25 morti e centinaia di feriti. La guerra contro ISIS non è ancora finita e l’Iraq è lontano dalla stabilità economica e sociale
Almeno 25 persone sono morte e centinaia sono rimaste ferite in Iraq a seguito delle grandi manifestazioni e degli scontri che si stanno svolgendo da quattro giorni in diverse zone del Paese, in particolare nella capitale Baghdad e in alcune città del sud, come Nassiriya e Amara. I manifestanti stanno protestando principalmente contro la disoccupazione e la corruzione. Nel tentativo di riprendere il controllo della situazione, il Governo ha imposto il coprifuoco e bloccato l’accesso a Internet, in modo da complicare l’organizzazione di nuove proteste.
L’Iraq non è nuovo a proteste di queste tipo – sebbene non di queste dimensioni –, che però si tengono soprattutto d’estate, quando le alte temperature causano prolungate interruzioni di corrente, rivelando tutte le carenze del servizio pubblico. Stavolta le rivendicazioni dei manifestanti sembrano essere diverse: la creazione di posti di lavoro (specialmente per i giovani) e la fine del Governo di Adil Abdul-Mahdi, che dallo scorso ottobre è alla guida di un esecutivo di coalizione che riunisce politici anche molto lontani tra loro.
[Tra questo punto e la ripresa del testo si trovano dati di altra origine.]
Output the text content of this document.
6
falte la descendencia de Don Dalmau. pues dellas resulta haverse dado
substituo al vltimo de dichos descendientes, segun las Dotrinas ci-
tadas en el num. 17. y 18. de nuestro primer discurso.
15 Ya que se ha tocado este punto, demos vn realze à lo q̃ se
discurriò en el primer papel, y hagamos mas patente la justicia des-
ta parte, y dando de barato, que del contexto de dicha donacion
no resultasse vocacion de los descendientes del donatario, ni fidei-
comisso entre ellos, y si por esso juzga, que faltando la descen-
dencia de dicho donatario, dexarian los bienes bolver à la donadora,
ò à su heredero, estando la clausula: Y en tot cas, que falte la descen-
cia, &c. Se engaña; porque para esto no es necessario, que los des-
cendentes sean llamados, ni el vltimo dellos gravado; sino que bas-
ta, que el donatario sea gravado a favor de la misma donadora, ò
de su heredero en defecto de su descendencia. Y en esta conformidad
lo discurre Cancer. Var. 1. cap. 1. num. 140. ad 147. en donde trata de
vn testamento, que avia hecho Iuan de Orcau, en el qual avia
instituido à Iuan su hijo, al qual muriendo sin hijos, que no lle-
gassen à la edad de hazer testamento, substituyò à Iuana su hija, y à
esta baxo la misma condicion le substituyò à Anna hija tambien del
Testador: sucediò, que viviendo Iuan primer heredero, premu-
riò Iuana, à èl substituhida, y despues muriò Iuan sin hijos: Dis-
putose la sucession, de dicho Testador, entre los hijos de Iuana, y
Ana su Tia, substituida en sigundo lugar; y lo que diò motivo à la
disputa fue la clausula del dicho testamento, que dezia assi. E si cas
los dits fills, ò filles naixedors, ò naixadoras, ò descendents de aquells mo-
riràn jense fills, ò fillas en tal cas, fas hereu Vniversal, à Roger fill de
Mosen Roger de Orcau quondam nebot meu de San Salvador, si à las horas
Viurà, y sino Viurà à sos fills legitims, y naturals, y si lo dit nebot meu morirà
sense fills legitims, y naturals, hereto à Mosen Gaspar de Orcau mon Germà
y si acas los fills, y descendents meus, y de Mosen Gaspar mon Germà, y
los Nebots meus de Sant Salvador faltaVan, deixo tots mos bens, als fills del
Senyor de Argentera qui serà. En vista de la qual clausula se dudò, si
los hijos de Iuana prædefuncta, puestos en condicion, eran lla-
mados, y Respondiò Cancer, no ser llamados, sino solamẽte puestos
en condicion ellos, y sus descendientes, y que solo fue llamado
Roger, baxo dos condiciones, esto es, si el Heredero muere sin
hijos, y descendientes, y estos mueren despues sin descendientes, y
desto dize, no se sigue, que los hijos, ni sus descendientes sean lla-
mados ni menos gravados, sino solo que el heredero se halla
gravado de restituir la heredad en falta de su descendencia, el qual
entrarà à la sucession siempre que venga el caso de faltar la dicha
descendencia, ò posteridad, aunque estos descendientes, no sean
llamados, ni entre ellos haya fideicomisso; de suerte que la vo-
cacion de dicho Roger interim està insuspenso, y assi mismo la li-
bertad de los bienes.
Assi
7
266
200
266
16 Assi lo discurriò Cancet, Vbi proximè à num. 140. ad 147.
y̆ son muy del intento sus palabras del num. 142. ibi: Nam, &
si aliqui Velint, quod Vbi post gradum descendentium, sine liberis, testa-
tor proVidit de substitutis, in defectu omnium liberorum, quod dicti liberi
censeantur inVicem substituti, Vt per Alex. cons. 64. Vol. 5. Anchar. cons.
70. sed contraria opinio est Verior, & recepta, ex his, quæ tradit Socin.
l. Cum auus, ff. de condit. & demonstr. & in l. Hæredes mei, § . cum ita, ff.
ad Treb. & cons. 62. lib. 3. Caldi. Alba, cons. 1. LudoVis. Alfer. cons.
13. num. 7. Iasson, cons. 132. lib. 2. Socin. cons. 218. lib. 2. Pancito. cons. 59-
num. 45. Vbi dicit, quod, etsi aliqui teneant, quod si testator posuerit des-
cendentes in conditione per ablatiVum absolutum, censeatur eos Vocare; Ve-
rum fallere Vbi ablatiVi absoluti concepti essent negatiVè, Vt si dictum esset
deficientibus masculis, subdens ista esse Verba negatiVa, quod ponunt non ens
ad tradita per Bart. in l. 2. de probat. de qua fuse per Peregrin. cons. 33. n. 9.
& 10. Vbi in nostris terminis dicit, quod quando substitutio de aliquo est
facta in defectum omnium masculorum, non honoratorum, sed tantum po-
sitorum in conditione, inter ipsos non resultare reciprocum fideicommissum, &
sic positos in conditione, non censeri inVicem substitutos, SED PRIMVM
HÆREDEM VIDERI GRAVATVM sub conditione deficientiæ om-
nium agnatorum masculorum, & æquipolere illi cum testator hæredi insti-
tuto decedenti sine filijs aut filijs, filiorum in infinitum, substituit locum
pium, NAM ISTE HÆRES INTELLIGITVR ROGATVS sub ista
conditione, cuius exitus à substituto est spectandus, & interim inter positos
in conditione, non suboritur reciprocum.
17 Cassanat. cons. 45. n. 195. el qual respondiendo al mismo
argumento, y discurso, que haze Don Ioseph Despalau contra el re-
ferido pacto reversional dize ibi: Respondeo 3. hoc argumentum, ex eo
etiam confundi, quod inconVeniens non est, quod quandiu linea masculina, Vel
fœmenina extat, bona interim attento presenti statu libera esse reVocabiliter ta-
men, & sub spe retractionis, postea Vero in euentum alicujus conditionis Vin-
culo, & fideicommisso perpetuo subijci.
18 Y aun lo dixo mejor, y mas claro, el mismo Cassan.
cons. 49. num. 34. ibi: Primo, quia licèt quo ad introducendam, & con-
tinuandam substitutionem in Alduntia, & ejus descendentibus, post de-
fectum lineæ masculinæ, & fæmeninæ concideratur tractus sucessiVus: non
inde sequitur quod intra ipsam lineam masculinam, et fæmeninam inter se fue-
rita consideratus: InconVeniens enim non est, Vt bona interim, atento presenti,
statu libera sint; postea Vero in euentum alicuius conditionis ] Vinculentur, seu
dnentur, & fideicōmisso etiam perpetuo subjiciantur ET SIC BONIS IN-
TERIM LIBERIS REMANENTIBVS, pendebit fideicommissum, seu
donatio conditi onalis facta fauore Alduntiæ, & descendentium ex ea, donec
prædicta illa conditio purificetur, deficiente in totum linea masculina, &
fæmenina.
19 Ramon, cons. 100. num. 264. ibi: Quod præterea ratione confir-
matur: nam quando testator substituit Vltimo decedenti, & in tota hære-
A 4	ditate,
Nonostante alcuni segnali apparentemente positivi, l’Iraq fa fatica a ingranare la marcia della ripresa economica. Pesano, in particolare, le spese per la ricostruzione delle infrastrutture danneggiate dalla guerra contro lo Stato Islamico, peraltro non ancora sconfitto del tutto.
Da un punto di vista internazionale, l’Iraq si trova in una posizione difficile: deve infatti conciliare i rapporti con gli Stati Uniti con la vicinanza all’Iran, dal quale dipende economicamente. A febbraio il Presidente americano Donald Trump aveva manifestato l’intenzione di lasciare delle truppe in Iraq per “sorvegliare l’Iran”. Vista da Teheran, invece, l’alleanza con Baghdad è importante ai fini della creazione di un “corridoio sciita” e alleato che unisca Iran, Iraq, Siria e Libano, sede di Hezbollah.